“Evergreens” refers to a group of plants that retain their foliage during winter. Pruning evergreens comes with specific needs and concerns.
Because evergreens maintain their needles all year, they tend to shade out their own interiors. That leads to two results. Many evergreens will become more open inside and new buds may not form on the interior branches. This lack of new bud formation produces an area referred to as the ‘dead zone’. This area is not really dead, but if pruning cuts are made into this area, there are no buds to sprout and fill in the gap produced by pruning. Whenever evergreens are being pruned, this area that lacks buds should be identified and avoided.
Shearing, rather than pruning evergreens, makes the outer layer of needles more dense.

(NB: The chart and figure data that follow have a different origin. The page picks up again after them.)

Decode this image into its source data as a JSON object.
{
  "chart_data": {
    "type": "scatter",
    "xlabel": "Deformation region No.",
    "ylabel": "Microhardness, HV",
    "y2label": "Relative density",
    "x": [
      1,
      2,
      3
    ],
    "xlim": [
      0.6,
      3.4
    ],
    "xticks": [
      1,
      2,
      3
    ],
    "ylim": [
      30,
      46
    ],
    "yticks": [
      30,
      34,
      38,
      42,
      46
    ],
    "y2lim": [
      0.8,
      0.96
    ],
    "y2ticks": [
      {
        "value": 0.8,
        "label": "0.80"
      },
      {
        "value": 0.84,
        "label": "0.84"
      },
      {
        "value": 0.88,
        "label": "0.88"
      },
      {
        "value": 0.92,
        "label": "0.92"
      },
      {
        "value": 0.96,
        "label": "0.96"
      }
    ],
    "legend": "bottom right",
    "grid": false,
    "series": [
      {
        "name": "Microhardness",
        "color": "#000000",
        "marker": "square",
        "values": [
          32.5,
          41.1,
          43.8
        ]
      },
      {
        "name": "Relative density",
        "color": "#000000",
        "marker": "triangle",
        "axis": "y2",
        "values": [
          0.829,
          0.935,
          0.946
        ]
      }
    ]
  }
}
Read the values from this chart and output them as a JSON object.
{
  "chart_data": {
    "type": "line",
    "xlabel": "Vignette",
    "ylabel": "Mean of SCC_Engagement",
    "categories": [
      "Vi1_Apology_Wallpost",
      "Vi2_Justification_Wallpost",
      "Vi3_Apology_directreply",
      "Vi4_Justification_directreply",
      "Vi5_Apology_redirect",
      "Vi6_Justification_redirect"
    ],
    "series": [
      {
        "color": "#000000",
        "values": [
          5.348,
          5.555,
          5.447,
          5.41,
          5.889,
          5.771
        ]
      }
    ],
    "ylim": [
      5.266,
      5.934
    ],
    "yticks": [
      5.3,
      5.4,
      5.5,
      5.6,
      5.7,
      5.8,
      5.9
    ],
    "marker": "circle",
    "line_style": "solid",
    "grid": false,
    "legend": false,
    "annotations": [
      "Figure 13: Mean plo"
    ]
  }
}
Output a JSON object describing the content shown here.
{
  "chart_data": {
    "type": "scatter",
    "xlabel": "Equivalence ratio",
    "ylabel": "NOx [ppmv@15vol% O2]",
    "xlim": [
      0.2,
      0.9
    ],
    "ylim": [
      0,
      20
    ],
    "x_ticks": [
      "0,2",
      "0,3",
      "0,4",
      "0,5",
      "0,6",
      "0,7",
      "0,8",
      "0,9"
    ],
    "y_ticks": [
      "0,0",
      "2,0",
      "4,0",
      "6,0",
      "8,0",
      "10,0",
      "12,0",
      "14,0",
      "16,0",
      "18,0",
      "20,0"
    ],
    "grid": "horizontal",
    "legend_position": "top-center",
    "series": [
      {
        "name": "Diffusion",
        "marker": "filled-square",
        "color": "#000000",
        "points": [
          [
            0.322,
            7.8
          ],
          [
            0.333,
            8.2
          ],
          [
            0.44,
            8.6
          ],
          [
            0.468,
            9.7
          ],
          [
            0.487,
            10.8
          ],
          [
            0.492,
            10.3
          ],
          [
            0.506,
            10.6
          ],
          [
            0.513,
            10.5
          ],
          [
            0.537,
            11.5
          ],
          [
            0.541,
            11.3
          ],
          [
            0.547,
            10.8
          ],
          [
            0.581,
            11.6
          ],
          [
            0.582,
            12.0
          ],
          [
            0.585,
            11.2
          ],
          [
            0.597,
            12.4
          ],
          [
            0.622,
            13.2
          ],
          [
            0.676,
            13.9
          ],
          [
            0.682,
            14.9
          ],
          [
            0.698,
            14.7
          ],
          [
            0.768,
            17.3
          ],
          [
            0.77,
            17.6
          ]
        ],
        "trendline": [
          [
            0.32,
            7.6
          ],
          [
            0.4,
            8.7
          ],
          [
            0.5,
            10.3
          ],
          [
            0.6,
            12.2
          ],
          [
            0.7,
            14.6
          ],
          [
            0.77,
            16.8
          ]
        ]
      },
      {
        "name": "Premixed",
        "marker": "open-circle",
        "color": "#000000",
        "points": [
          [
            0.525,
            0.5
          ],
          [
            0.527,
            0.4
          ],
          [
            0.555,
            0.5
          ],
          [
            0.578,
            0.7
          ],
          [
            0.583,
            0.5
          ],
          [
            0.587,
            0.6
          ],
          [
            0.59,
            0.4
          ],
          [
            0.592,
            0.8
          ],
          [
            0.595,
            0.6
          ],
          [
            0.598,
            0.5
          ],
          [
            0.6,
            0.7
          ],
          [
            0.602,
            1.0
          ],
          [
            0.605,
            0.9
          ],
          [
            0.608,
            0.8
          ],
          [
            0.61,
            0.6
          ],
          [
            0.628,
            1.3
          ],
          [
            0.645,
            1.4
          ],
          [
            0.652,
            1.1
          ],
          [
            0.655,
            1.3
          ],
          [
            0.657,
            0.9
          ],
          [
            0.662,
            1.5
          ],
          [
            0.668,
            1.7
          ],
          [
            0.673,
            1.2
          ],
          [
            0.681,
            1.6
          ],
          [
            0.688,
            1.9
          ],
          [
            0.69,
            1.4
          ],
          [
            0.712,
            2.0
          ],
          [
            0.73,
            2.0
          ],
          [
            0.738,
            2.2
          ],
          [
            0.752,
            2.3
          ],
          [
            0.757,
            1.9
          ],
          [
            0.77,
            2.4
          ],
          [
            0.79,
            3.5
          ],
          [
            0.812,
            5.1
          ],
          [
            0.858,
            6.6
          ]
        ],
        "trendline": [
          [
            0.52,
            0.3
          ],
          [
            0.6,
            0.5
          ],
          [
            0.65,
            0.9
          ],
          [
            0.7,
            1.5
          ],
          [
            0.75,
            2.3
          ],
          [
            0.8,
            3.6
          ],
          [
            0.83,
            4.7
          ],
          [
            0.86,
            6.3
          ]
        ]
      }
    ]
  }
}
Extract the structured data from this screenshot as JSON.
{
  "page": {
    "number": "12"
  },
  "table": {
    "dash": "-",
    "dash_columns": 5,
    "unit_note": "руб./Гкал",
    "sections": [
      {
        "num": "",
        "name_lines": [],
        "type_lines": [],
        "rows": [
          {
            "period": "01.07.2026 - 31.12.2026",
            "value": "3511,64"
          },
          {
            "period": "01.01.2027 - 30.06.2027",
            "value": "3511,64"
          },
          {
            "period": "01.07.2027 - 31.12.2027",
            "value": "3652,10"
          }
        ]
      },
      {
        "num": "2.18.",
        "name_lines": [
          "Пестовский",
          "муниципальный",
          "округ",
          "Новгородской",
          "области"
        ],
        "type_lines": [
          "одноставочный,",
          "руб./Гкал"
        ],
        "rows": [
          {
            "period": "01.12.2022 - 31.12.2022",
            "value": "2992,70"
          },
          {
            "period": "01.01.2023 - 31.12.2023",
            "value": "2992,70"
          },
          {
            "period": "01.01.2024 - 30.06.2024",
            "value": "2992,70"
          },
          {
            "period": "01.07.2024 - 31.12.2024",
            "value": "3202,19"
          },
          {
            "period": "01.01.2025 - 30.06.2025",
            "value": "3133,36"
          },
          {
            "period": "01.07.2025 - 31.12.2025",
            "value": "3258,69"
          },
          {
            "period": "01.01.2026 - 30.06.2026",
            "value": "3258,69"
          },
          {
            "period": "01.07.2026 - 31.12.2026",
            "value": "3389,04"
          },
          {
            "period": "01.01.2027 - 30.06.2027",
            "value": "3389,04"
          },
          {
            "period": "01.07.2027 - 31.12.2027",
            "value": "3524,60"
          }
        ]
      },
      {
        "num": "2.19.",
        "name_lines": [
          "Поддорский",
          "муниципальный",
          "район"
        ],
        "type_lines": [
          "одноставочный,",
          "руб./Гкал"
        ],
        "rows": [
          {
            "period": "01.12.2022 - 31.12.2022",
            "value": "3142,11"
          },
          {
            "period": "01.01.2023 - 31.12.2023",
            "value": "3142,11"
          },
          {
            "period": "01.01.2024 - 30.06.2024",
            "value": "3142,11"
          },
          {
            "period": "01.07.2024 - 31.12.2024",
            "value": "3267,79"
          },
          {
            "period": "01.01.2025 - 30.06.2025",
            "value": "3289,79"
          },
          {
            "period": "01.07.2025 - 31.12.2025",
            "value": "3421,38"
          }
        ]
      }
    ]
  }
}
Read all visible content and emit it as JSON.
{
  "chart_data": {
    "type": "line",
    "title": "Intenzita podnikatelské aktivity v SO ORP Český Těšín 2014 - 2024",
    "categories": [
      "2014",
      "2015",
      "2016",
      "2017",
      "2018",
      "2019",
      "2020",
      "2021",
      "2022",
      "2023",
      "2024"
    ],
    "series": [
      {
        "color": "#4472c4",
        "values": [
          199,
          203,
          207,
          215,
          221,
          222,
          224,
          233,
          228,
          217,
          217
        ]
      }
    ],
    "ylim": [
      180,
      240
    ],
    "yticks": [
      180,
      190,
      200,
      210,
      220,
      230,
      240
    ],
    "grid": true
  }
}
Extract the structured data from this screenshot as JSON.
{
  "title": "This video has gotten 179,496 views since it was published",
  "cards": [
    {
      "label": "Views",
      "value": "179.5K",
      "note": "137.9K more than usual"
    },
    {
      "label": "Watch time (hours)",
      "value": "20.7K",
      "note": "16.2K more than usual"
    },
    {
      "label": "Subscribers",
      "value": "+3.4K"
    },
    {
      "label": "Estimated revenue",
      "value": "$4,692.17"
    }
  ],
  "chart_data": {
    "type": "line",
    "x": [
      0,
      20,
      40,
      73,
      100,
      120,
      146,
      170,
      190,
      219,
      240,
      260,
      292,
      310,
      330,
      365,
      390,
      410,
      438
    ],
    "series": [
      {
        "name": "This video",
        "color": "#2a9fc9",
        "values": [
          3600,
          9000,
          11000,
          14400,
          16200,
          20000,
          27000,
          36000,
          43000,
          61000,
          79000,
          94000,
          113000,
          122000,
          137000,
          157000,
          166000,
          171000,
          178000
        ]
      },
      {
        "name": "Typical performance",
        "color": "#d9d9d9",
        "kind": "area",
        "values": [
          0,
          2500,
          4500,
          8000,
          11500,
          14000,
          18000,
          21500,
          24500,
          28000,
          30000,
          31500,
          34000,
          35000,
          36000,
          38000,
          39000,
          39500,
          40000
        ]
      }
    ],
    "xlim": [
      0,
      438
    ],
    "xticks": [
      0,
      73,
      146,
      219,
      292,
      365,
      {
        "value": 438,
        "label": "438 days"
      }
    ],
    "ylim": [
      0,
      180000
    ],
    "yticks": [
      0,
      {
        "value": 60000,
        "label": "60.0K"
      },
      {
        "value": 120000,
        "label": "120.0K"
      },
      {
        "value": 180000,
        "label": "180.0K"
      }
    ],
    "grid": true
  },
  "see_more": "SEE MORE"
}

This shades the interior more and promotes faster development of the dead zone, making future pruning efforts more difficult.
Evergreens tend to go into dormancy more slowly than other plants, so late summer and fall pruning should be avoided to prevent stimulation of new growth at a time when the plant should be slowing down for the season.
The best time to prune evergreens—except pines—is before new growth starts in the spring.
When cutting larger branches with a pruning saw, use the three-step process.
Identifying Whorl-Branched or Random-Branched Evergreens
Proper identification and growth habits are necessary before pruning an evergreen to maintain the natural shape and beauty of the plant.
Evergreens can be grouped on the basis of whether they have whorled branches (pines, spruces, firs, and Douglas-fir) or random-branching patterns (yew, arborvitae, and juniper).
New growth is produced primarily from buds that were formed the previous year on the tips of twigs. However, a few random-branched species are capable of generating new growth on both old and new wood portions of the branch.